India Inc on Monday pitched for lower tax rates for individuals and corporates in the first Budget of the new Narendra Modi Government. The Budget is likely to be presented during the first fortnight of July.

A delegation from industry chamber Confederation of Indian Industries (CII) under the leadership of its President, Vikram Kirloskar, met Revenue Secretary Ajay Bhushan Pandey and submitted its pre-Budget memorandum. Earlier, another industry chamber, FICCI presented its pre-Budget memorandum.

The CII said the Budget should announce the direction of the taxation policy. The government must ensure consistency, certainty and continuity of taxation policies for the next five years. India currently has one of the highest corporate tax burden among comparable economies. In addition to corporate tax and dividend distribution tax, MAT (Minimum Alternative Tax) is also levied.

A lower tax rate is the need of the hour for growth and investment, the CII said.

The chamber emphasised that GST data could be leveraged to further widen the direct tax base, using big data.

Several suggestions were made on direct tax structure. It said the dividend distribution tax should be rationalised to 10 per cent and should be taxed at the hands of the recipient. Long Term Capital Gains tax on equities and MAT should be removed, it said.

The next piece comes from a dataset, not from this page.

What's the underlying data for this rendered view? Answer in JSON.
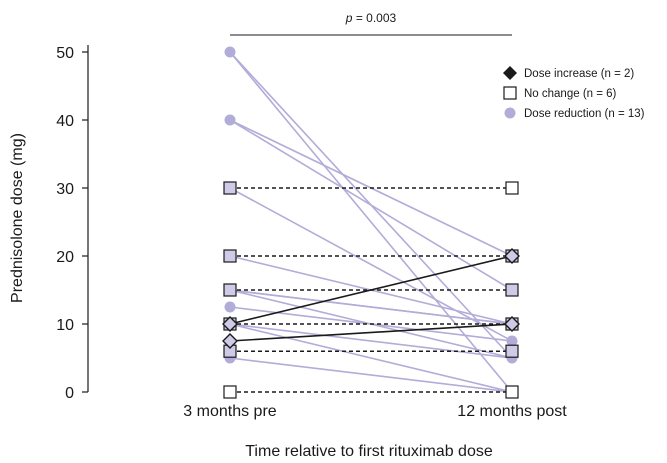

FICCI advocated lowering of the corporate tax rate for all companies to 25 per cent, as had been proposed earlier. This will enable industry to remain globally competitive, especially in the wake of significant cut in corporate tax rates by countries like the US and France. It also recommended that the direct income tax slabs for individuals be revised upwards. The highest tax rate of 30 per cent should be applicable only for income above ₹20 lakh. The investment limits under Sec 80C, Sec 80D and deduction for interest paid on housing loan under Sec 24, etc must be enhanced. These measures would put more disposable income with households and boost overall consumption.

Employment

The CII President said employment creation needs a strategic boost, including from the lens of revenue generation. The key sectors to be propelled for more job generation include the tourism ecosystem, the textiles to garments value chain, and farm-to-fork supply in the agriculture and food processing sector. “End-to-end supply chains in the auto industry, construction sector and retail sector also require strong policy attention,” he said, calling for a mission mode approach to generate jobs in these sectors.

According to FICCI, creating employment should be an intrinsic factor while preparing the Budget. Greater public investments across sectors like infrastructure will create significant employment opportunities. The chamber called for greater budget allocation in these areas. “Additional fiscal incentives should be provided to sectors with potential of creating large employment opportunities such as textiles, leather, food processing, gems &jewellery, footwear, tourism, real estate, etc,” it said.

Financial sector

For revitalising the financial sector, the CII recommended allocation of sufficient resources for bank recapitalisation as this will improve banks’ capacity to lend and meet credit demand. The government stake in public sector banks should be reduced from 70 per cent to 51 per cent to enable capital infusion and promote efficiency in public sector banks.